5. A socket contact for installation in a hole that has hole walls, of a device, to receive a pin of predetermined pin radius, wherein the contact is formed of sheet metal and has a retention portion with an axis, said retention portion having a plurality of retention tabs, characterized by:

said tab outer parts each extend at an incline to said axis and have a free end with a tip, each free end and the tip thereof being inclined from said axis and positioned to press into said hole walls.

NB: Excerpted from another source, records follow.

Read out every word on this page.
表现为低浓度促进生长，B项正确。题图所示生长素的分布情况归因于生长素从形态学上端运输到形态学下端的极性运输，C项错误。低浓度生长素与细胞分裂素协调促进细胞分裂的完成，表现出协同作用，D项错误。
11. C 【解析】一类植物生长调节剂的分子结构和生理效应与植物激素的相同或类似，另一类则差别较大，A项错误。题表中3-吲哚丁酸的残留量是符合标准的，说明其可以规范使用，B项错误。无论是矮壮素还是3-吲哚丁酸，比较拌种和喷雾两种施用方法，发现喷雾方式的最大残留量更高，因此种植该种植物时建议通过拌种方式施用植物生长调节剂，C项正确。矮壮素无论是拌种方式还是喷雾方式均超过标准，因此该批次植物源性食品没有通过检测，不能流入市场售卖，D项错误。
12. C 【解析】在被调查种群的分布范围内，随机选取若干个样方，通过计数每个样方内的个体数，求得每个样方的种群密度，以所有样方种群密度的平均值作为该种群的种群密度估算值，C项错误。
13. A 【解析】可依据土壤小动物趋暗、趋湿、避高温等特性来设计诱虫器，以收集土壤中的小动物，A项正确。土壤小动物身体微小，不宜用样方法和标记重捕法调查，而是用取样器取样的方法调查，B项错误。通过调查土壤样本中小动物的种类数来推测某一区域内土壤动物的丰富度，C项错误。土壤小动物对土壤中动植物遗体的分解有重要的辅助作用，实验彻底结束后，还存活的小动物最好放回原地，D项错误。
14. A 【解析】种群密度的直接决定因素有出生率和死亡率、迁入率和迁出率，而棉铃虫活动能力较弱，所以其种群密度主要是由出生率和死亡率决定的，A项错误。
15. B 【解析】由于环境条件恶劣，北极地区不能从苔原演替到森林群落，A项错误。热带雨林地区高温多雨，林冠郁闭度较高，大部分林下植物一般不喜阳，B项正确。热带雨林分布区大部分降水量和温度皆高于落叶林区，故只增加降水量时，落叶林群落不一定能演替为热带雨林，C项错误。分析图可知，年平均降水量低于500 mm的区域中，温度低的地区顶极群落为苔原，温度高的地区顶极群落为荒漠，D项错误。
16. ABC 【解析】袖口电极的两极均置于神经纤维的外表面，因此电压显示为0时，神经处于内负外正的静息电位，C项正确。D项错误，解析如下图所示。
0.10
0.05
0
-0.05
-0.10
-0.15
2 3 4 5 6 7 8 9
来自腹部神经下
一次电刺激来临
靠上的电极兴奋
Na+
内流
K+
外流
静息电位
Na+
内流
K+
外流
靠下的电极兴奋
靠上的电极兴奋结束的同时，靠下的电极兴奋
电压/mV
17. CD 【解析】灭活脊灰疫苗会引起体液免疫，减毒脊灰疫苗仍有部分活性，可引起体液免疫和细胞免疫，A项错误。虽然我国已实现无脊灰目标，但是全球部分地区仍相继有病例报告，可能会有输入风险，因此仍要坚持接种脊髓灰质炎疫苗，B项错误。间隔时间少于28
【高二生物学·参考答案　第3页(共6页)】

6. A socket contact for installation in a hole with hole walls, of a device, to receive a pin of predetermined pin radius, wherein the contact is formed of sheet metal and has a retention portion with an axis, said retention portion having a plurality of retention tabs, characterized by:

each of said retention tabs has an inner part extending with a radially inward directional component, an outer part extending with a radially outward directional component to engage said hole walls, and a middle lying between said inner part and said outer part and having a location lying closer to said axis than either said inner or outer tab parts to closely guide said pin during its insertion, with substantially the entire length of said middle being curved to form a transition between said inner and outer parts with a convexly curved inner surface.

7. The socket contact described in claim 6 wherein:

said pin is of circular cross-section, and said socket contact has three retention tabs spaced about said axis to largely center said pin within said hole.

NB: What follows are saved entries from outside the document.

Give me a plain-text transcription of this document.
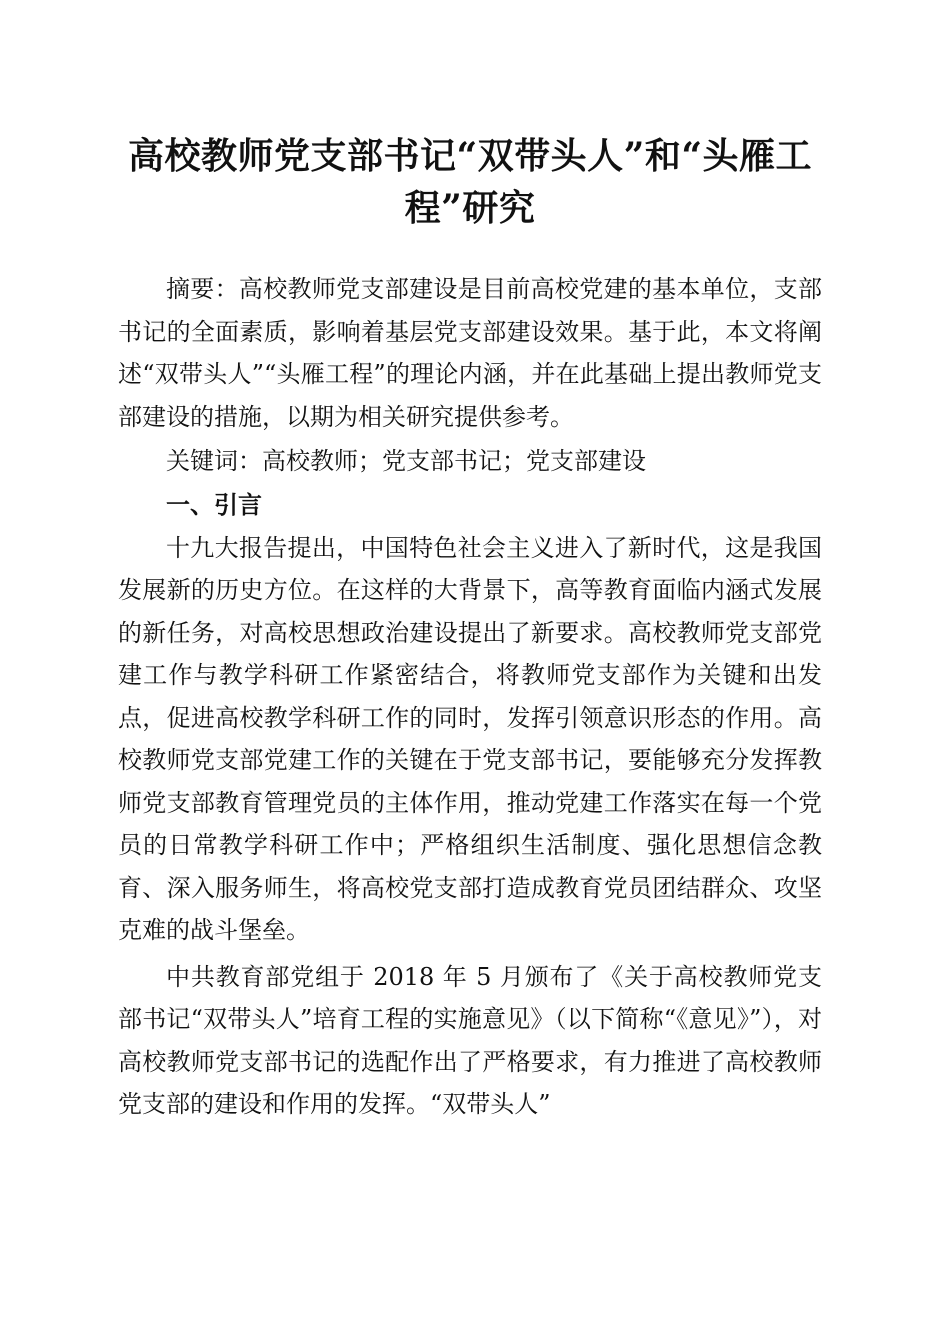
高校教师党支部书记“双带头人”和“头雁工
程”研究

摘要：高校教师党支部建设是目前高校党建的基本单位，支部书记的全面素质，影响着基层党支部建设效果。基于此，本文将阐述“双带头人”“头雁工程”的理论内涵，并在此基础上提出教师党支部建设的措施，以期为相关研究提供参考。

关键词：高校教师；党支部书记；党支部建设

一、引言

十九大报告提出，中国特色社会主义进入了新时代，这是我国发展新的历史方位。在这样的大背景下，高等教育面临内涵式发展的新任务，对高校思想政治建设提出了新要求。高校教师党支部党建工作与教学科研工作紧密结合，将教师党支部作为关键和出发点，促进高校教学科研工作的同时，发挥引领意识形态的作用。高校教师党支部党建工作的关键在于党支部书记，要能够充分发挥教师党支部教育管理党员的主体作用，推动党建工作落实在每一个党员的日常教学科研工作中；严格组织生活制度、强化思想信念教育、深入服务师生，将高校党支部打造成教育党员团结群众、攻坚克难的战斗堡垒。

中共教育部党组于 2018 年 5 月颁布了《关于高校教师党支部书记“双带头人”培育工程的实施意见》（以下简称“《意见》”），对高校教师党支部书记的选配作出了严格要求，有力推进了高校教师党支部的建设和作用的发挥。“双带头人”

8. The socket contact described in claim 6 wherein:

said socket contact is designed to receive said pin by movement of said pin in a predetermined downward direction along said axis, with said pin being of substantially circular cross-section;

said socket contact includes a contacting portion lying below said retention portion, said contacting portion including a plurality of beams extending with downward and radially inward directional components and having lower ends for engaging said pin;

said beam lower ends each being formed, as seen in an axial view, with a concavely curved middle having a radius of curvature that is less than said pin radius and with opposite ends each having a radius of curvature greater than said pin radius.

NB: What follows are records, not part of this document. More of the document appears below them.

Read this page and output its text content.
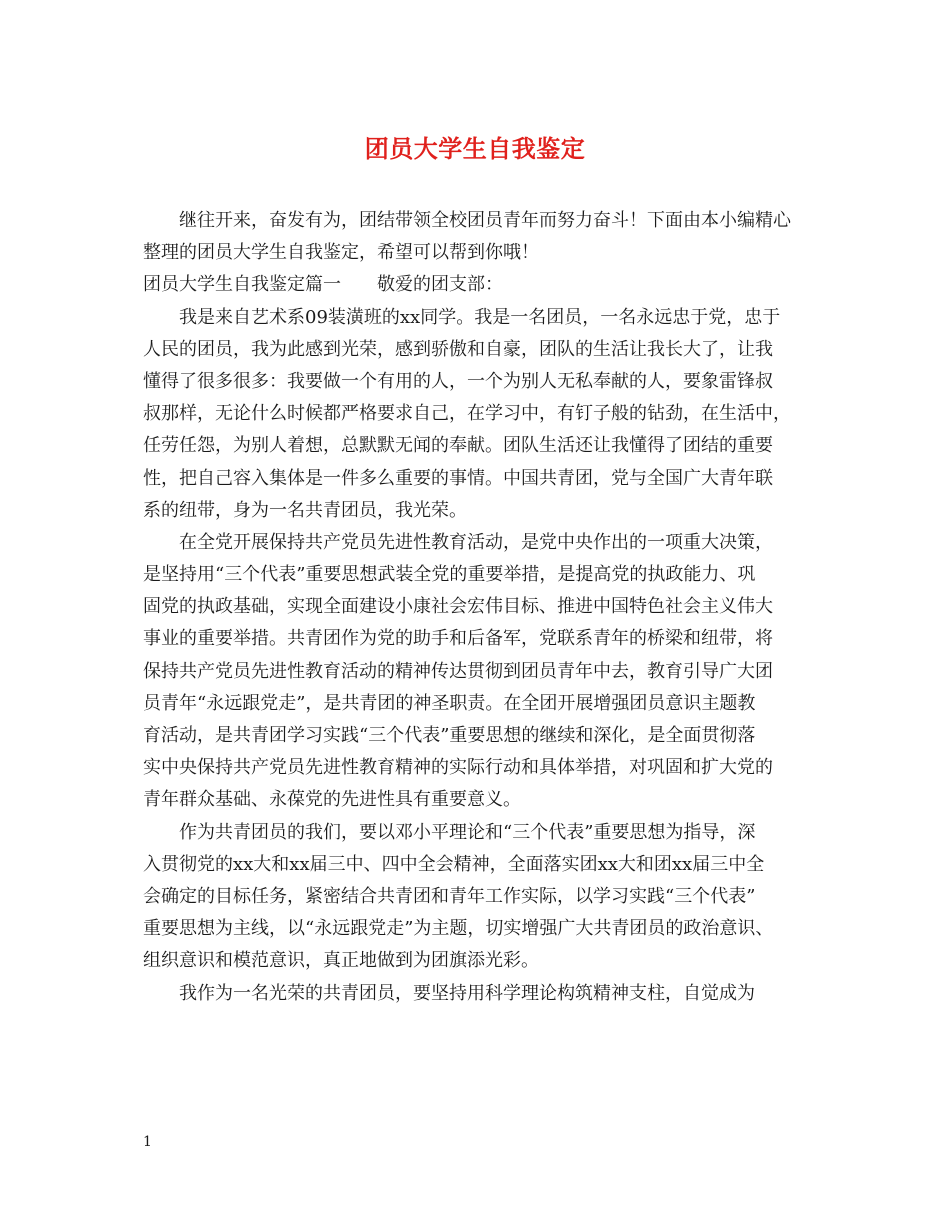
团员大学生自我鉴定
继往开来，奋发有为，团结带领全校团员青年而努力奋斗！下面由本小编精心
整理的团员大学生自我鉴定，希望可以帮到你哦！
团员大学生自我鉴定篇一　　敬爱的团支部：
我是来自艺术系09装潢班的xx同学。我是一名团员，一名永远忠于党，忠于
人民的团员，我为此感到光荣，感到骄傲和自豪，团队的生活让我长大了，让我
懂得了很多很多：我要做一个有用的人，一个为别人无私奉献的人，要象雷锋叔
叔那样，无论什么时候都严格要求自己，在学习中，有钉子般的钻劲，在生活中，
任劳任怨，为别人着想，总默默无闻的奉献。团队生活还让我懂得了团结的重要
性，把自己容入集体是一件多么重要的事情。中国共青团，党与全国广大青年联
系的纽带，身为一名共青团员，我光荣。
在全党开展保持共产党员先进性教育活动，是党中央作出的一项重大决策，
是坚持用“三个代表”重要思想武装全党的重要举措，是提高党的执政能力、巩
固党的执政基础，实现全面建设小康社会宏伟目标、推进中国特色社会主义伟大
事业的重要举措。共青团作为党的助手和后备军，党联系青年的桥梁和纽带，将
保持共产党员先进性教育活动的精神传达贯彻到团员青年中去，教育引导广大团
员青年“永远跟党走”，是共青团的神圣职责。在全团开展增强团员意识主题教
育活动，是共青团学习实践“三个代表”重要思想的继续和深化，是全面贯彻落
实中央保持共产党员先进性教育精神的实际行动和具体举措，对巩固和扩大党的
青年群众基础、永葆党的先进性具有重要意义。
作为共青团员的我们，要以邓小平理论和“三个代表”重要思想为指导，深
入贯彻党的xx大和xx届三中、四中全会精神，全面落实团xx大和团xx届三中全
会确定的目标任务，紧密结合共青团和青年工作实际，以学习实践“三个代表”
重要思想为主线，以“永远跟党走”为主题，切实增强广大共青团员的政治意识、
组织意识和模范意识，真正地做到为团旗添光彩。
我作为一名光荣的共青团员，要坚持用科学理论构筑精神支柱，自觉成为
1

9. A combination of a device having a hole that has hole walls, a socket contact lying in said hole, and a pin of substantially circular cross-section and of a predetermined pin radius, received in said socket contact, wherein the contact has a vertical axis and is formed of sheet metal, and has an upper retention portion and a lower contacting portion, characterized by:

said lower portion includes a plurality of downwardly and radially inwardly extending beams with lower ends spaced about said axis and contacting said pin;

said retention portion includes an annular main part which tends to expand to engage said hole walls and includes a plurality of tabs each having a first end merging with said main part and extending at a radially inward incline from said axis, a second end extending at a radially outward incline from said axis and engaging said hole walls when said pin is received in said socket contact, and a bent middle connecting said ends;

said annular main part at said first ends of said tabs, being of sufficient outside diameter that it presses against said hole walls before said pin is received in said socket contact, to thereby minimize the required deflection of said tabs.